Alphaliner in its latest analysis of the container segment warns that the market is likely to be flooded with new capacity, especially in 2023 and 2024. They predict that using traditional standards, scrapping vessels at age 25 or even after 20 years, the carriers will be unable to offset the capacity increases.
“Demolition will be the main way to cut supply and mitigate overcapacity risks,” writes Alphaliner, “but it remains to be seen how much of the fleet could effectively be torched.” Their analysis shows that the average age of the global container fleet is below the normal thresholds and further with market trends in the past few years the oldest ships are also the smallest in capacity.
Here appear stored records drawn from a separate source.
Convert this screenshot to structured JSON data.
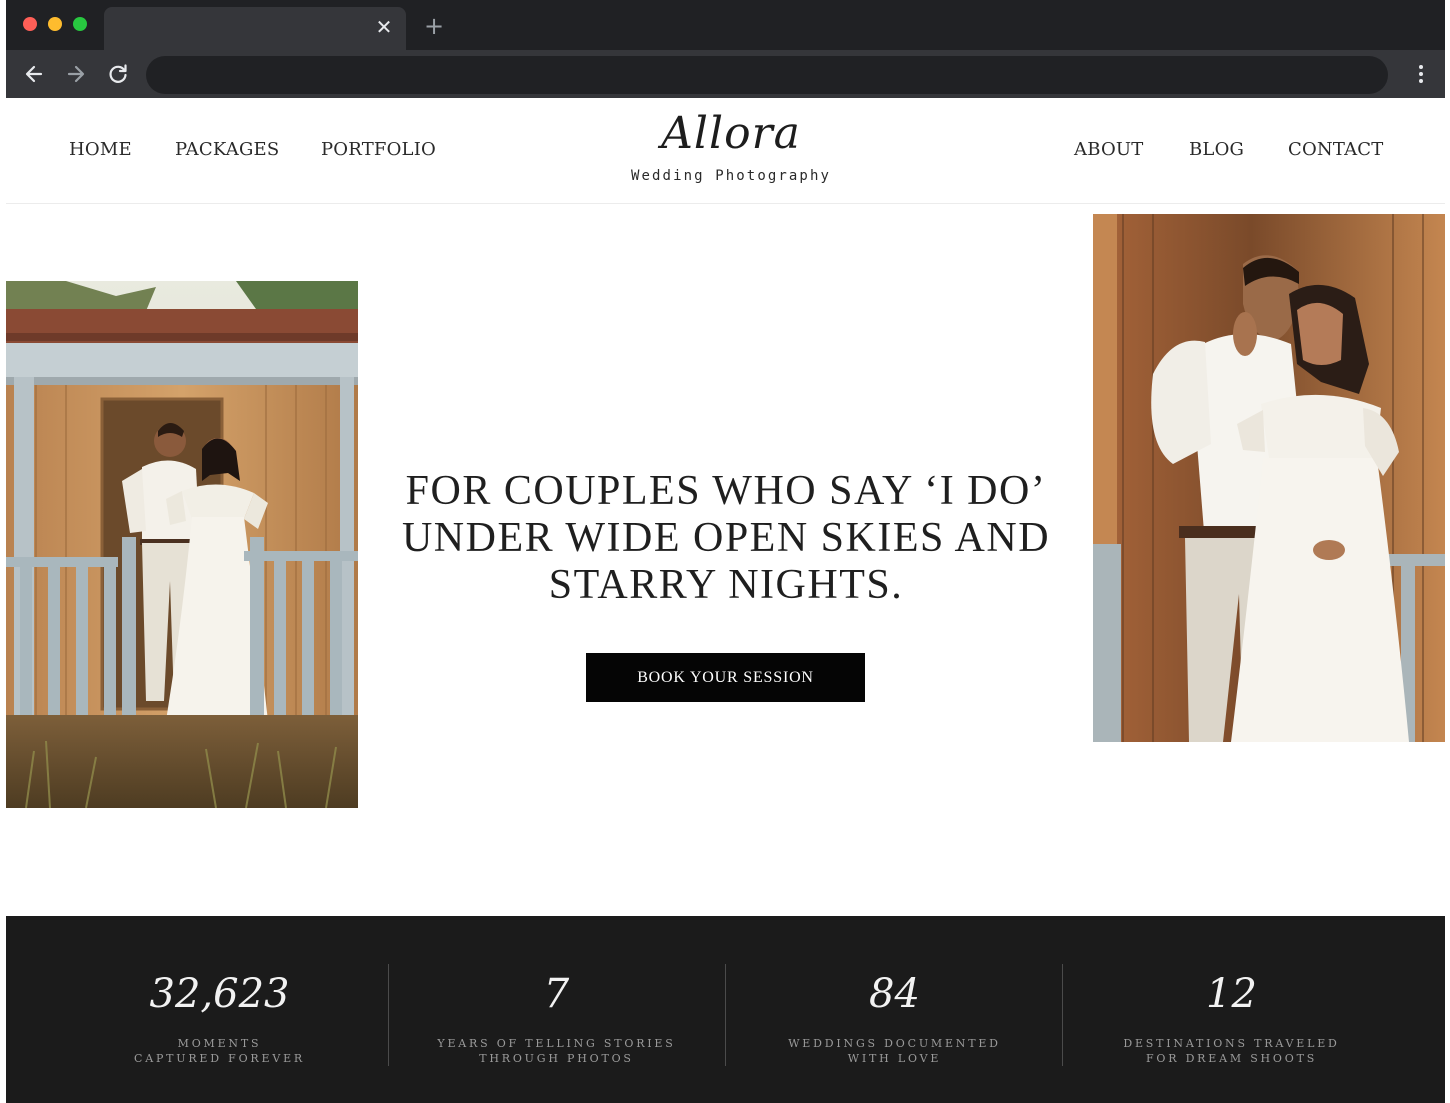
{
  "browser": {
    "tab_close_glyph": "✕",
    "new_tab_glyph": "+",
    "address_value": "",
    "icons": {
      "back": "arrow-left-icon",
      "forward": "arrow-right-icon",
      "reload": "reload-icon",
      "menu": "kebab-menu-icon",
      "close": "close-icon",
      "new_tab": "plus-icon"
    },
    "colors": {
      "titlebar": "#202124",
      "toolbar": "#35363a",
      "close_red": "#ff5f57",
      "minimize_yellow": "#febc2e",
      "maximize_green": "#28c840"
    }
  },
  "site": {
    "nav_left": [
      "HOME",
      "PACKAGES",
      "PORTFOLIO"
    ],
    "nav_right": [
      "ABOUT",
      "BLOG",
      "CONTACT"
    ],
    "logo": {
      "script": "Allora",
      "subtitle": "Wedding Photography"
    },
    "hero": {
      "headline": "FOR COUPLES WHO SAY ‘I DO’ UNDER WIDE OPEN SKIES AND STARRY NIGHTS.",
      "cta_label": "BOOK YOUR SESSION"
    },
    "stats": [
      {
        "number": "32,623",
        "caption_line1": "MOMENTS",
        "caption_line2": "CAPTURED FOREVER"
      },
      {
        "number": "7",
        "caption_line1": "YEARS OF TELLING STORIES",
        "caption_line2": "THROUGH PHOTOS"
      },
      {
        "number": "84",
        "caption_line1": "WEDDINGS DOCUMENTED",
        "caption_line2": "WITH LOVE"
      },
      {
        "number": "12",
        "caption_line1": "DESTINATIONS TRAVELED",
        "caption_line2": "FOR DREAM SHOOTS"
      }
    ],
    "colors": {
      "stats_background": "#1b1b1b",
      "cta_background": "#050505",
      "text_dark": "#1f1f1f"
    }
  }
}
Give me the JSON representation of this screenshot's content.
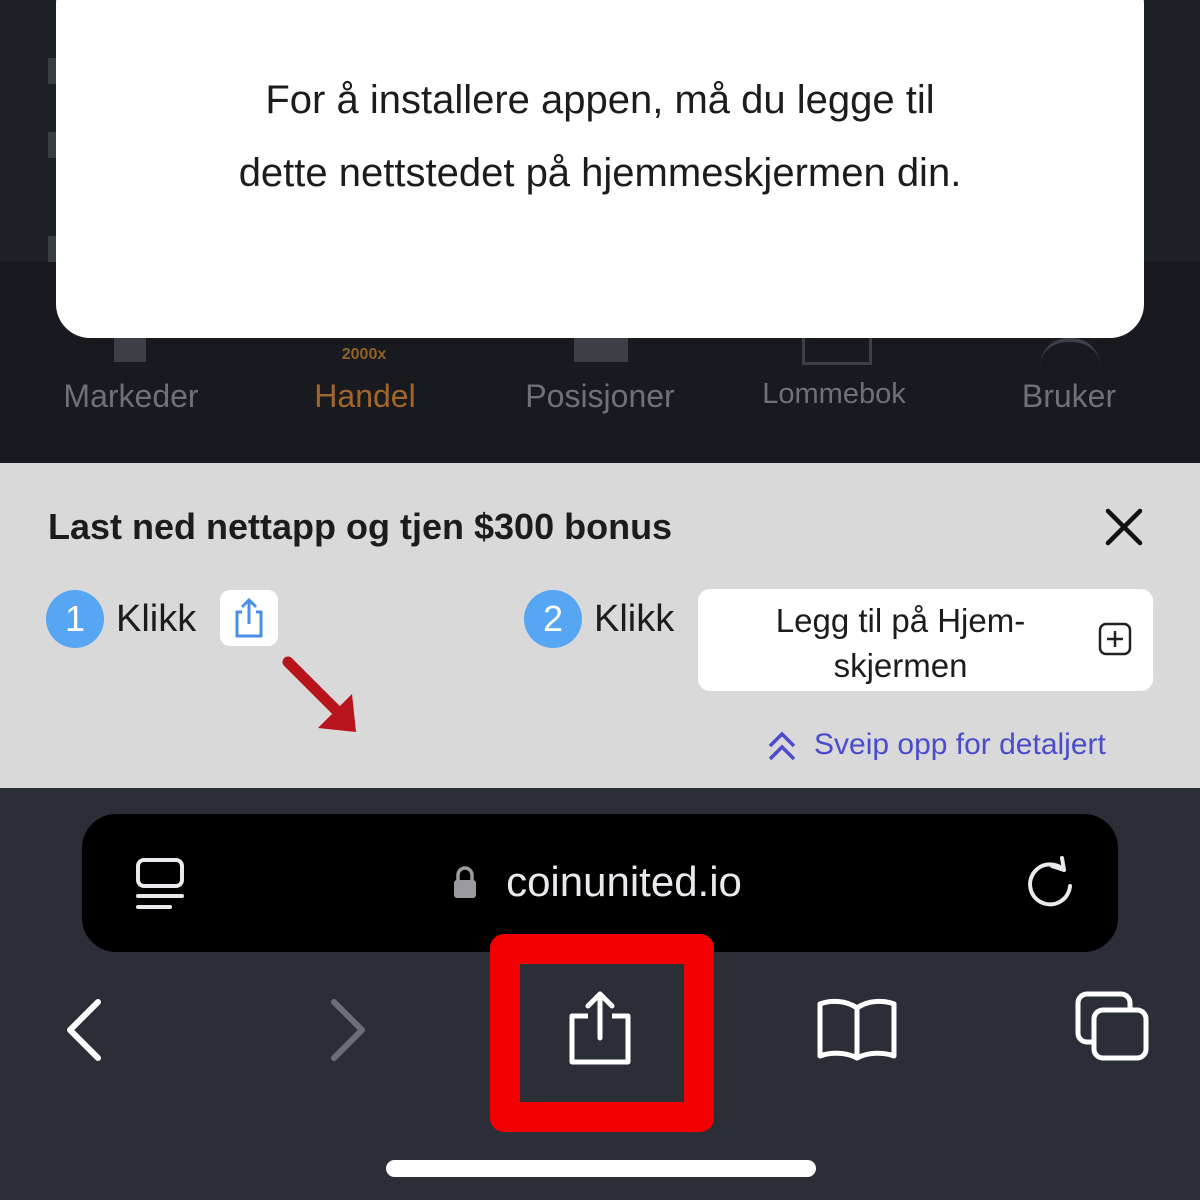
{
  "modal": {
    "line1": "For å installere appen, må du legge til",
    "line2": "dette nettstedet på hjemmeskjermen din."
  },
  "app_nav": {
    "items": [
      {
        "label": "Markeder",
        "active": false
      },
      {
        "label": "Handel",
        "active": true,
        "badge": "2000x"
      },
      {
        "label": "Posisjoner",
        "active": false
      },
      {
        "label": "Lommebok",
        "active": false
      },
      {
        "label": "Bruker",
        "active": false
      }
    ]
  },
  "banner": {
    "title": "Last ned nettapp og tjen $300 bonus",
    "step1": {
      "number": "1",
      "label": "Klikk"
    },
    "step2": {
      "number": "2",
      "label": "Klikk"
    },
    "add_home_line1": "Legg til på Hjem-",
    "add_home_line2": "skjermen",
    "swipe_hint": "Sveip opp for detaljert"
  },
  "browser": {
    "url": "coinunited.io"
  },
  "colors": {
    "accent_orange": "#a1672a",
    "step_blue": "#56a6f4",
    "hint_purple": "#4b4ccb",
    "highlight_red": "#f20000"
  }
}
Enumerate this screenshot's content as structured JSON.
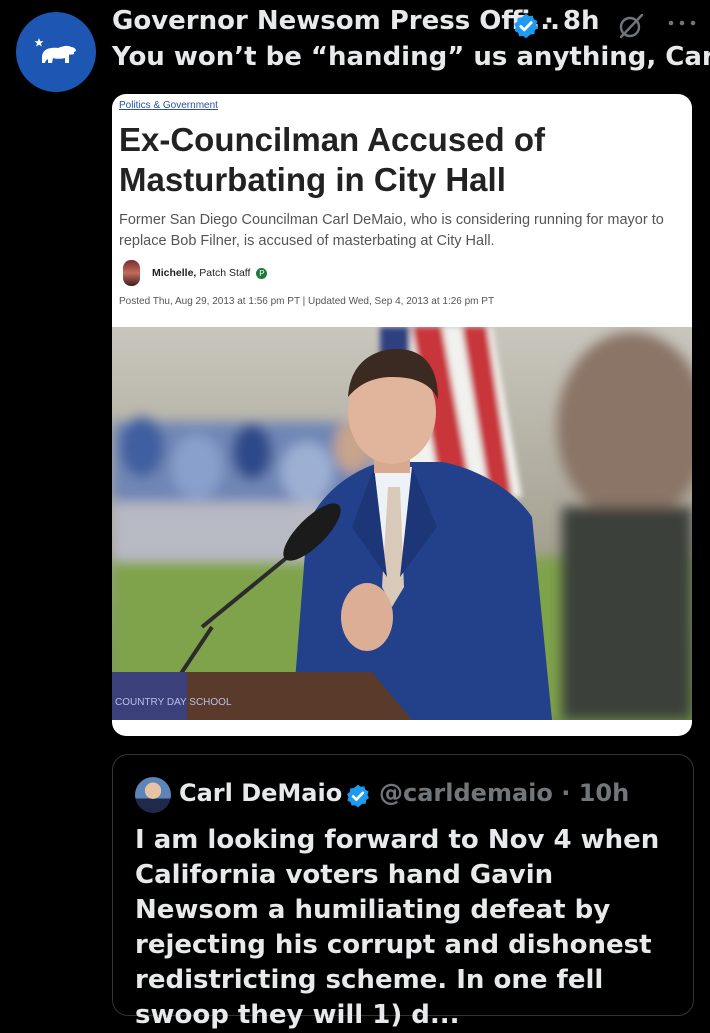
{
  "tweet": {
    "display_name": "Governor Newsom Press Offi...",
    "dot_time": "· 8h",
    "text": "You won’t be “handing” us anything, Carl"
  },
  "article": {
    "category": "Politics & Government",
    "headline": "Ex-Councilman Accused of Masturbating in City Hall",
    "dek": "Former San Diego Councilman Carl DeMaio, who is considering running for mayor to replace Bob Filner, is accused of masterbating at City Hall.",
    "author_name": "Michelle,",
    "author_role": "Patch Staff",
    "patch_badge": "P",
    "posted": "Posted Thu, Aug 29, 2013 at 1:56 pm PT  |  Updated Wed, Sep 4, 2013 at 1:26 pm PT",
    "podium_sign": "COUNTRY DAY SCHOOL"
  },
  "quoted_tweet": {
    "display_name": "Carl DeMaio",
    "handle_time": "@carldemaio · 10h",
    "text": "I am looking forward to Nov 4 when California voters hand Gavin Newsom a humiliating defeat by rejecting his corrupt and dishonest redistricting scheme.  In one fell swoop they will 1) d..."
  },
  "colors": {
    "background": "#000000",
    "avatar_blue": "#1d56b3",
    "verified_blue": "#1d9bf0",
    "link_blue": "#2b4fa5",
    "muted": "#71767b"
  },
  "icons": [
    "california-bear-logo",
    "verified-badge-icon",
    "grok-icon",
    "more-icon"
  ]
}
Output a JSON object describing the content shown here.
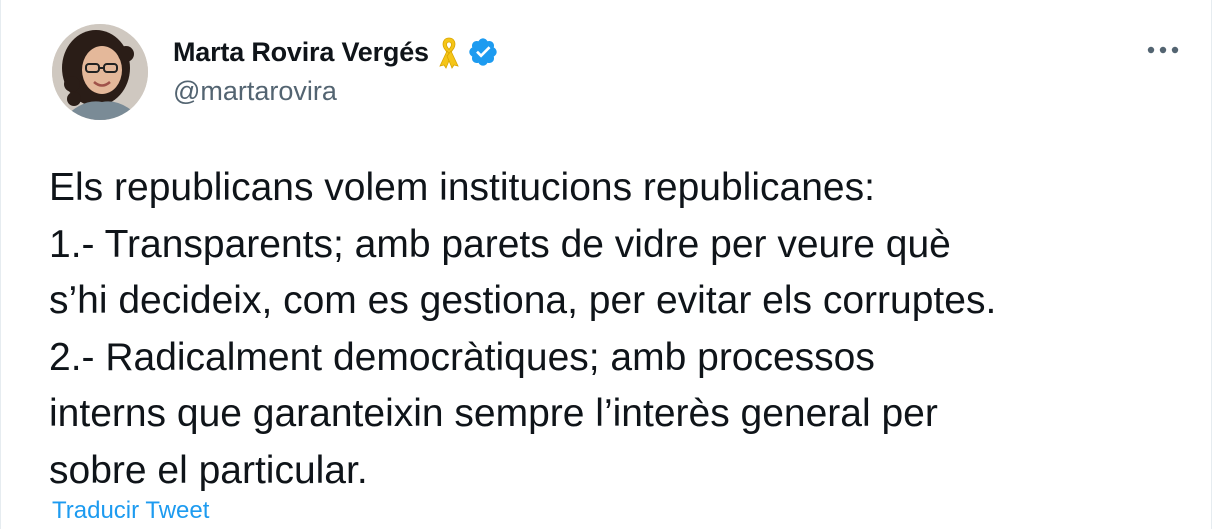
{
  "author": {
    "display_name": "Marta Rovira Vergés",
    "handle": "@martarovira",
    "badges": [
      "yellow-ribbon-icon",
      "verified-badge-icon"
    ]
  },
  "actions": {
    "more_icon": "more-horizontal-icon"
  },
  "tweet": {
    "lines": [
      "Els republicans volem institucions republicanes:",
      "1.- Transparents; amb parets de vidre per veure què",
      "s’hi decideix, com es gestiona, per evitar els corruptes.",
      "2.- Radicalment democràtiques; amb processos",
      "interns que garanteixin sempre l’interès general per",
      "sobre el particular."
    ],
    "translate_label": "Traducir Tweet"
  },
  "colors": {
    "text_primary": "#0f1419",
    "text_secondary": "#536471",
    "link": "#1d9bf0",
    "verified": "#1d9bf0",
    "ribbon": "#f5c518"
  }
}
Carriers have already begun to take some steps to reduce capacity. Early in October, carriers idled 25 additional vessels with a capacity of over 110,000 TEU Alphaliner calculated in response to many trade routes where ships were sailing at between 70 and 80 percent of capacity. They reported the total of ships idled reached over 76 with a capacity of over 320,000 TEU. Worldwide, the number of containerships inactive due to being in shipyards for repairs as well as those laid up surpassed 1 million TEU, but Alphaliner points out that it is just over four percent of the total fleet capacity of more than 26 million TEU.
The current capacity inactive is nearly equal to the expected delivery of new ships in 2022. Last year and again this year, Alphaliner reports that 1.1 million TEU in capacity is being added to the global fleet each year. They, however, highlight that the total orderbook now stands at 7.3 million TEU representing an increase of more than 28 percent for capacity by the end of 2025. Based on current new building forecasts, they expect 2.3 million TEU to enter the market in 2023 and a further 2.8 million TEU in 2024.
“As the world edges toward what could be a lasting recession with an anticipated drop in seaborne trade, the market will likely not be able to absorb such a flood of newbuilding capacity,” forecasts Alphaliner.
With strong demand and high contract rates over the past two years, carriers have been employing the vast majority of ships and reluctant to send any for scrapping unless there was no alternative. The introduction of the new carbon intensity ratings might add an incentive as some of the older ships might become less financially viable, but Alphaliner’s analysis shows the age of the container fleet points to little relief using the traditional economic measures for longevity.
Alphaliner says the tonnage reaching age 25 or older currently has a capacity of just over 655,000 TEU. Lowering the age to 20 years would increase the number to over 1,100 vessels with a total capacity of 2.5 million TEU, which still is less than half the scheduled capacity from newbuilds. The idle fleet figure is already at a two-year high and might also have to rise to balance out the decline in shipping volumes.
They conclude that the imbalance is unlikely to be resolved by scrapping older ships. They expect the overcapacity will continue which has led industry analysts to forecast continued downward pressure on rates.